A porta não só bateu. Ela explodiu atrás de mim, como se quisesse deixar claro que eu não era mais bem-vindo ali.
E meu pai, no meio da sala, gritando que “na casa dele não tinha lugar pra viado”, parecia menor do que nunca — ou talvez eu finalmente estivesse enxergando quem ele realmente era.
Mas o pior… o pior não foi ele.
Foi minha mãe.
Ela tremia. Tremia tanto que parecia que ia despencar ali mesmo. Quando ela sussurrou meu nome, “Akio…”, foi como se estivesse me puxando de volta pro colo — mas sem conseguir me alcançar.
Ela trouxe minha mochila, toda amassada, claramente arrumada nas pressas, ou nem arrumada de verdade.
“Me perdoa, meu filho…”, ela disse, com a voz quebrada, quase sumindo.
Quando ela me abraçou, eu senti o cheiro dela, que sempre me acalmou desde pequeno.
Por um segundo, eu realmente acreditei que ela ia dizer pra eu ficar, que ia bater de frente com ele.
Mas não.
Meu pai arrancou ela dos meus braços como se eu fosse algum tipo de ameaça.
A porta se fechou.
E pronto.
Minha casa virou só mais uma parede atrás de mim.
Naquela noite, não tinha pra onde ir.
Acabei dormindo na rua — ou algo parecido com dormir. Mais foi cochilo do que sono, entre o frio que cortava e a cabeça que parecia querer explodir de tanto pensar. Eu estava sujo, cansado, com o coração parecendo um caco de vidro dentro do peito.
Quando o sol nasceu, eu fiquei ali sentado, olhando a rua vazia e pensando em absolutamente nada — porque, se eu pensasse em alguma coisa, eu desabava de novo.
E aí, do nada, bateu uma ideia na minha cabeça: eu preciso ir embora daqui.
De verdade.
A cidade onde eu cresci já não tinha mais espaço pra mim.

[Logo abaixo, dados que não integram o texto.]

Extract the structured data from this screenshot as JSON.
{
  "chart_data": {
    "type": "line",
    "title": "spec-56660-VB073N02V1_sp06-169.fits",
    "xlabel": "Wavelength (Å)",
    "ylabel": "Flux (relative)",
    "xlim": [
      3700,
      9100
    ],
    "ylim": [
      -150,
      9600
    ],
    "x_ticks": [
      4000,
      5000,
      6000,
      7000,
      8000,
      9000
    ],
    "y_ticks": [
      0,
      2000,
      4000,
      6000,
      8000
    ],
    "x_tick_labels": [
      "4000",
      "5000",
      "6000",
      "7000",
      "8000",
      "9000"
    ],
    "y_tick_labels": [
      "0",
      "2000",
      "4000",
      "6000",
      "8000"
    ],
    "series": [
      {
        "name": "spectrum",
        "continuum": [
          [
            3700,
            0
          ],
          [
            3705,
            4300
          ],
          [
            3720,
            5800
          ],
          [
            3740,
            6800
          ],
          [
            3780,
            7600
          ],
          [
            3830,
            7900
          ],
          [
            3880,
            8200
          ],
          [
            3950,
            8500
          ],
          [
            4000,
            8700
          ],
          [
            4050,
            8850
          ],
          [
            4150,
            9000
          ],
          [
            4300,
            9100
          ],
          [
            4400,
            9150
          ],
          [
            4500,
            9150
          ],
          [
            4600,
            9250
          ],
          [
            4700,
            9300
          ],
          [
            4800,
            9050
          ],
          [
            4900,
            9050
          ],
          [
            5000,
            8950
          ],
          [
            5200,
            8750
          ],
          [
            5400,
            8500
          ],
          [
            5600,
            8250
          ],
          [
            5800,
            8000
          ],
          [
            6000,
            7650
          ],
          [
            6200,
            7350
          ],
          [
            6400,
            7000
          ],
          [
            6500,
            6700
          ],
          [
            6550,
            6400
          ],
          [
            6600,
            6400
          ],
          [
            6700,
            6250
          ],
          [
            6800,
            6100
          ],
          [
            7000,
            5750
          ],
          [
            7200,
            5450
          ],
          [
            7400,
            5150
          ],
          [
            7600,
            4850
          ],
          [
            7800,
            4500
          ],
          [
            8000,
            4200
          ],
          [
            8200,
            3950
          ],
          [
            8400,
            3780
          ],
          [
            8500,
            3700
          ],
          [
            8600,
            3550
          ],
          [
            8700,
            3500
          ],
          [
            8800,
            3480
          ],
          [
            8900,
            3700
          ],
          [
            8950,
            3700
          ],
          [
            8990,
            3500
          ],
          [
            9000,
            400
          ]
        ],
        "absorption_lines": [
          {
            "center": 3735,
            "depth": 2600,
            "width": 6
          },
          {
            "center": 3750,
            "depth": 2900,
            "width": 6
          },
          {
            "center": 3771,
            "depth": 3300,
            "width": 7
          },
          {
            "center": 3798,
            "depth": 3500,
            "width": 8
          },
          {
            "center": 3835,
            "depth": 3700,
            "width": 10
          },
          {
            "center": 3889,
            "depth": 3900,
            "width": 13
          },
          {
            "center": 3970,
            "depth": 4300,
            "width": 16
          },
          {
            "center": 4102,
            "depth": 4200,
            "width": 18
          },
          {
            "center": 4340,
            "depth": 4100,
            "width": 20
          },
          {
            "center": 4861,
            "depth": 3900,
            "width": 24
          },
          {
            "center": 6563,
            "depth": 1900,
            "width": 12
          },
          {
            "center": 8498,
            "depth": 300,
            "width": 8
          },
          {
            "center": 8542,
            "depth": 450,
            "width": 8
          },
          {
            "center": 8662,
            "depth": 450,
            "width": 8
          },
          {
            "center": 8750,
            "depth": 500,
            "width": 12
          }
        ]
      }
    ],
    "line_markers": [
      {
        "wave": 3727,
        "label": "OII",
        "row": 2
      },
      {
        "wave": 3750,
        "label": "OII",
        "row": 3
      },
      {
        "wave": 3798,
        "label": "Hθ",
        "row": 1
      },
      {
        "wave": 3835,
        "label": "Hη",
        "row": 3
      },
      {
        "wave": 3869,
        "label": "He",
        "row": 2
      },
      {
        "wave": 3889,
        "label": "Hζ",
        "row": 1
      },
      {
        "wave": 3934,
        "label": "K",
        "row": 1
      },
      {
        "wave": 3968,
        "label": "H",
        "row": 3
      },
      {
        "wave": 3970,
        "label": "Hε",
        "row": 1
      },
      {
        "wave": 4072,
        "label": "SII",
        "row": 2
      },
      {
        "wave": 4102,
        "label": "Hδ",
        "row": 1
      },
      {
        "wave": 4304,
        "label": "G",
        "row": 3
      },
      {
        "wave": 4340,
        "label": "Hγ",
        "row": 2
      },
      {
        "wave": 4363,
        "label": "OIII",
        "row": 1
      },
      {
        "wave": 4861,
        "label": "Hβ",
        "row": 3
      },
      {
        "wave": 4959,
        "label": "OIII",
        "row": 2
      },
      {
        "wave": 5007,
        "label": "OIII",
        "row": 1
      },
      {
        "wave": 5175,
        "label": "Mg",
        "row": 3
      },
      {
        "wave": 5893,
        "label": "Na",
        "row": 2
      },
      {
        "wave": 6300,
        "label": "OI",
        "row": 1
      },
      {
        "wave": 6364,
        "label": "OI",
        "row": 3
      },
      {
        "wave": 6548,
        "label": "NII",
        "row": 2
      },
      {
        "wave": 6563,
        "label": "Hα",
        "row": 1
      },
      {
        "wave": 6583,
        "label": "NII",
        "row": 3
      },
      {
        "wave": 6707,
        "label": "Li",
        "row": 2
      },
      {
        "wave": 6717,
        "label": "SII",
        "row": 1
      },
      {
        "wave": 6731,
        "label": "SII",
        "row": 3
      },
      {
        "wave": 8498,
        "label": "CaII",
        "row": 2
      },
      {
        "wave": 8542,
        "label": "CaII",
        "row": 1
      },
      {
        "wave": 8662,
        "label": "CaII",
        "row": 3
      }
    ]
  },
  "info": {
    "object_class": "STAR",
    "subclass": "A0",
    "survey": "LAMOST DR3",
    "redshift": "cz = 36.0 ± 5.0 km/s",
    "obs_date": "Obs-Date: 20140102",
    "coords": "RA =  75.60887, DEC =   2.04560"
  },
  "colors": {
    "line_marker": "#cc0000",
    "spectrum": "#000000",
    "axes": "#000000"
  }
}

A rodoviária da minha cidade só abria mais tarde, então eu fui andando até a cidade vizinha.
Era longe pra caramba.
Mas eu fui do mesmo jeito.
Cada passo doía, parecia mais um lembrete da noite anterior. Mas ao mesmo tempo, andar era melhor do que ficar parado sentindo tudo.
Quando cheguei na rodoviária, eu estava acabado — mas determinado. Comprei a passagem mais barata pra São Paulo.
Eu não sabia exatamente o que ia encontrar lá, mas… era grande. E eu queria me perder um pouco, começar do zero, virar alguém novo, alguém que ninguém precisasse expulsar de lugar nenhum.
Entrei no ônibus, joguei a mochila no banco e sentei na janela.
Coloquei os fones.
Dei play em Chasing Pavements, da Adele.
E aí não teve jeito.
Eu chorei. Chorei de verdade, sem tentar segurar, com o rosto encostado no vidro gelado enquanto a estrada começava a correr ao meu lado.
A letra falava de caminhos que talvez nem levassem pra lugar nenhum — mas, naquele momento, qualquer caminho era melhor do que voltar.
E foi assim que começou meu recomeço:
eu, sozinho num ônibus, Adele na cabeça, e lágrimas caindo sem parar.